Last week was brutal for working on The Case of the Lost Werewolf Puppy. I hit, not really a block, but a very hard section to write. Since I am writing about a warlock who does ritual magic, I thought it might be a good idea to actually write a ritual.
If I'd known what I was setting myself up for, I might have written a series about a vampire and, I don't know, a zombie, maybe.
I was trying for something realistic. Not that the ritual had to work, but I wanted it to sound like it could work. So I did a lot of research on ritual magic, materials, circles and the like. Research was easy. I found herbs and some chants that seemed to fit. I figured it would be easy to pull all that together into a cool-sounding ritual.
Was I ever wrong!
It turned out to be the hardest 1200 words I've ever written. The set-up was easy: getting the space ready, giving Dafydd a bath to purify him, locking up the ferrets so they couldn't get in the way. No problem.
But actually writing the steps to the ritual? Wow! It took me three days to write, and I'll be honest. It's horrible. No one will ever see that draft.

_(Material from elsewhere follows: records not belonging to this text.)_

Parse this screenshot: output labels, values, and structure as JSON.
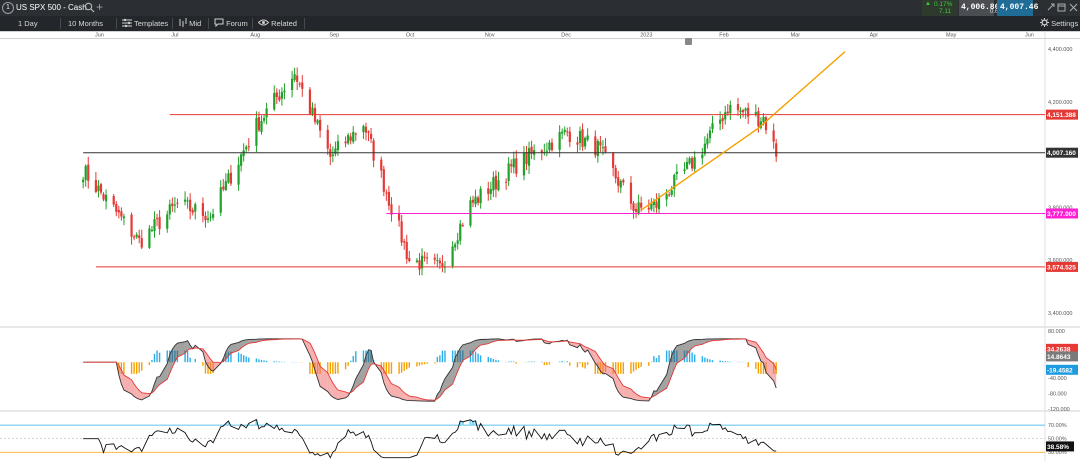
{
  "window": {
    "title": "US SPX 500 - Cash",
    "tab_number": "1"
  },
  "quote": {
    "change_pct": "0.17%",
    "change_abs": "7.11",
    "bid": "4,006.86",
    "spread": "0.6",
    "ask": "4,007.46"
  },
  "toolbar": {
    "interval": "1 Day",
    "range": "10 Months",
    "templates": "Templates",
    "price_type": "Mid",
    "forum": "Forum",
    "related": "Related",
    "settings": "Settings"
  },
  "chart_data": [
    {
      "type": "candlestick",
      "x_axis_labels": [
        "Jun",
        "Jul",
        "Aug",
        "Sep",
        "Oct",
        "Nov",
        "Dec",
        "2023",
        "Feb",
        "Mar",
        "Apr",
        "May",
        "Jun"
      ],
      "ylim": [
        3400,
        4400
      ],
      "y_ticks": [
        "4,400.000",
        "4,200.000",
        "4,000.000",
        "3,800.000",
        "3,600.000",
        "3,400.000"
      ],
      "y_tick_values": [
        4400,
        4200,
        4000,
        3800,
        3600,
        3400
      ],
      "grid": false,
      "control_points": [
        {
          "date": "2022-05-25",
          "value": 3940
        },
        {
          "date": "2022-06-16",
          "value": 3670
        },
        {
          "date": "2022-07-01",
          "value": 3810
        },
        {
          "date": "2022-07-14",
          "value": 3770
        },
        {
          "date": "2022-08-01",
          "value": 4110
        },
        {
          "date": "2022-08-16",
          "value": 4310
        },
        {
          "date": "2022-08-30",
          "value": 3990
        },
        {
          "date": "2022-09-12",
          "value": 4120
        },
        {
          "date": "2022-09-30",
          "value": 3600
        },
        {
          "date": "2022-10-12",
          "value": 3570
        },
        {
          "date": "2022-10-24",
          "value": 3810
        },
        {
          "date": "2022-11-10",
          "value": 3955
        },
        {
          "date": "2022-12-01",
          "value": 4085
        },
        {
          "date": "2022-12-13",
          "value": 4025
        },
        {
          "date": "2022-12-28",
          "value": 3790
        },
        {
          "date": "2023-01-05",
          "value": 3810
        },
        {
          "date": "2023-01-20",
          "value": 3980
        },
        {
          "date": "2023-02-02",
          "value": 4180
        },
        {
          "date": "2023-02-14",
          "value": 4140
        },
        {
          "date": "2023-02-16",
          "value": 4140
        },
        {
          "date": "2023-02-21",
          "value": 4007
        }
      ],
      "horizontal_lines": [
        {
          "value": 4151.388,
          "label": "4,151.388",
          "color": "#e53935",
          "x_start": "2022-06-28"
        },
        {
          "value": 4007.16,
          "label": "4,007.160",
          "color": "#333333",
          "x_start": "2022-05-25"
        },
        {
          "value": 3777.0,
          "label": "3,777.000",
          "color": "#ff1fd2",
          "x_start": "2022-09-21"
        },
        {
          "value": 3574.525,
          "label": "3,574.525",
          "color": "#e53935",
          "x_start": "2022-05-30"
        }
      ],
      "trendline": {
        "color": "#f5a000",
        "points": [
          {
            "date": "2022-12-30",
            "value": 3790
          },
          {
            "date": "2023-02-14",
            "value": 4100
          },
          {
            "date": "2023-03-20",
            "value": 4390
          }
        ]
      },
      "up_color": "#1fa12a",
      "down_color": "#e53935"
    },
    {
      "type": "oscillator",
      "name": "macd",
      "y_ticks": [
        "80.000",
        "40.000",
        "-40.000",
        "-80.000",
        "-120.000"
      ],
      "y_tick_values": [
        80,
        40,
        -40,
        -80,
        -120
      ],
      "ylim": [
        -120,
        80
      ],
      "current_labels": [
        {
          "value": 34.2638,
          "label": "34.2638",
          "color": "#e53935"
        },
        {
          "value": 14.8643,
          "label": "14.8643",
          "color": "#7a7a7a"
        },
        {
          "value": -19.4582,
          "label": "-19.4582",
          "color": "#1e9be0"
        }
      ],
      "series_colors": {
        "fast": "#333333",
        "slow": "#e53935",
        "hist_pos": "#29aee8",
        "hist_neg": "#f5a000"
      }
    },
    {
      "type": "oscillator",
      "name": "rsi",
      "y_ticks": [
        "70.00%",
        "50.00%",
        "30.00%"
      ],
      "y_tick_values": [
        70,
        50,
        30
      ],
      "ylim": [
        20,
        85
      ],
      "current_label": {
        "value": 38.58,
        "label": "38.58%"
      },
      "levels": [
        {
          "value": 70,
          "color": "#29aee8"
        },
        {
          "value": 30,
          "color": "#f5a000"
        }
      ]
    }
  ]
}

It's okay. I can go back later and rewrite and make it work. But to get to the rewrite stage, first I had to write it. And some authors never get that.
It's possible to psych yourself completely out of writing by worrying about the first draft. "Does it sound okay?" "Do I repeat words?" "Does it flow?"
None of that matters the first time around. Just get down a rough concept. I'm not even sure my tenses are straight in that scene. For some reason, I kept trying to write in present tense, and I'm not sure I caught all the times I slipped. I'll fix it in rewrite. By the time it's done, it'll be cool.
Which is the lesson today. Sometimes you just have to write crap that you can go back and rewrite into roses.
And now, thankfully, I'm back to writing good Paul/Dafydd action. No, not that kind of action, you dirty-minded reader. They're off in search of some dead bodies.
Anyone else want to share how you got past a tough scene (or scenes)?